Here's a place with a particularly arresting name. Taking over the space that was formerly Flat White, Morningwood looks like your usual SS15 café. Co-founder Jared Lee explains that the wood features of the café was actually the inspiration for the name. Being the jokesters that they are, the name stuck. The space is quite small but that’s no deterrent for students around the area to take up the tables with their laptops. Come weekends, a different crowd flocks in – families.

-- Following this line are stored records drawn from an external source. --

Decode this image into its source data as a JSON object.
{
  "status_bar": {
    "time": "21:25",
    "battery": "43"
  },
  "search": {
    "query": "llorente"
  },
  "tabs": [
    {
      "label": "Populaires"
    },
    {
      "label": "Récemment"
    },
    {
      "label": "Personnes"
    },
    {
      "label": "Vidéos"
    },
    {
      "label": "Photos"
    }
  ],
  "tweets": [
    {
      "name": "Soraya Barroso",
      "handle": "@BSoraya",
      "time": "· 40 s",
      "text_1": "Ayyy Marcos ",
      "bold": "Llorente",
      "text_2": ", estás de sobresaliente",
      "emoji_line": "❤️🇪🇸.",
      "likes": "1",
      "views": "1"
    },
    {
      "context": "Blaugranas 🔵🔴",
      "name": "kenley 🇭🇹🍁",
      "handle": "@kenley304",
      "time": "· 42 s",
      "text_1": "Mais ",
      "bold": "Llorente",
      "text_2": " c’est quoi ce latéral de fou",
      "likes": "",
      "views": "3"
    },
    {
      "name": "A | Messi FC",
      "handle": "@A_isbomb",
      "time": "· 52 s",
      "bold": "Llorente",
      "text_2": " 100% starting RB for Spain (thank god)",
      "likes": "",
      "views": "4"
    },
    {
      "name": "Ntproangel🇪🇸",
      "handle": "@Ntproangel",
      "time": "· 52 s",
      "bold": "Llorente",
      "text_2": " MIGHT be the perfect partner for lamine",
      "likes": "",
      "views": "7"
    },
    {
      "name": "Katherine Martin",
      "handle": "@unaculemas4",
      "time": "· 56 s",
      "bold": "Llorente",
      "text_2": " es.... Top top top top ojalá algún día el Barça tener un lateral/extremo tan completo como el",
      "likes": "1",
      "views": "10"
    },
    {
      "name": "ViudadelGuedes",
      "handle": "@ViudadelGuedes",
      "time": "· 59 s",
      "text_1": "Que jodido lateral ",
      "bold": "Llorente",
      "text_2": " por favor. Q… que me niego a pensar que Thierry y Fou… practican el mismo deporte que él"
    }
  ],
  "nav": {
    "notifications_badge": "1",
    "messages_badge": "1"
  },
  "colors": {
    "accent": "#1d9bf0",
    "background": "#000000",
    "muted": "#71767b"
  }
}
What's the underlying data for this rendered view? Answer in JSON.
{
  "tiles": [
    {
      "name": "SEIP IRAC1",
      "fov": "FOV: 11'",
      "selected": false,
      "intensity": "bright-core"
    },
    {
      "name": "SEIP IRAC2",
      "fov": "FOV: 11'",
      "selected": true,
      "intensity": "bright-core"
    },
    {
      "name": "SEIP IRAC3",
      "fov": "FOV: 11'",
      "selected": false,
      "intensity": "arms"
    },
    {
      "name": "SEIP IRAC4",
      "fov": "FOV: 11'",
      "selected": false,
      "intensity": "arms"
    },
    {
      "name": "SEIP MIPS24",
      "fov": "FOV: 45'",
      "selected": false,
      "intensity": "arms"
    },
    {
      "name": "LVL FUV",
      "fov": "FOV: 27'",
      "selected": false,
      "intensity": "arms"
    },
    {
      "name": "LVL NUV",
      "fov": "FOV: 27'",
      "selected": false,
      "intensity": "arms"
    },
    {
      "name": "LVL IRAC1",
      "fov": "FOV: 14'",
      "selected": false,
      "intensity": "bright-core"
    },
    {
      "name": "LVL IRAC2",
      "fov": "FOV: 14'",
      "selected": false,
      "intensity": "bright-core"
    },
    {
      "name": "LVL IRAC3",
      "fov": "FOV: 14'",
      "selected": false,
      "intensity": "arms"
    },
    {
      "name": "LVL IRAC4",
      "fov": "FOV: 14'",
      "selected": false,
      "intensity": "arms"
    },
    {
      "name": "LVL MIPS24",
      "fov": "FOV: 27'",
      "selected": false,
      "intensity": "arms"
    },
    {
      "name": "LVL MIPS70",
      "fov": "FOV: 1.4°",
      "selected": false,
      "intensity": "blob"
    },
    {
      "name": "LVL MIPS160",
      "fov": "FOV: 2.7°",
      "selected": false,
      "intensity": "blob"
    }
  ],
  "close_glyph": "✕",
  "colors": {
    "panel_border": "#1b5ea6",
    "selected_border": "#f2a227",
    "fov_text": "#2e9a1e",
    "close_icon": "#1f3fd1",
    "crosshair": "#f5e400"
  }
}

Two of the three partners of the café are Subang boys and they've decided on the area presumably for nostalgic reasons. One of them used to work in a café in Tokyo and was impressed by the café culture there. He noticed that the cafés he went to are very quiet as compared to the ones here in KL. ‘The only sound you could hear is water or coffee pouring.’ That may be a little hard to pull off especially in SS15, but here at Morningwood, you can sit at the smoking section for a little nice and quiet.
If you feel like having breakfast from a faraway land – like Tunisia, for example – you can. Their breakfast menu is inspired by dishes around the world so you can go Norwegian, American, Tunisian, European, Mediterranean or Atlantic. Most of the breakfast items are variations of eggs, bread and vegetables. Still in their trial and testing stages, some of the items on the menu will be removed, but not the Nero di Seppia, a pasta dish with squid ink sauce and sautéd squid with sliced garlic and tomato. Portions are also fit for sharing.
They source their beans from Seraph Awaken, a little coffee stall that operates in Klang from the back of a Kancil. The cakes on the other hand come in choices of red velvet, chocolate and peanut butter as well as a variety of crêpe cakes, depending on what’s available from their suppliers, Little Tee Cakes and Vanilla Cakes.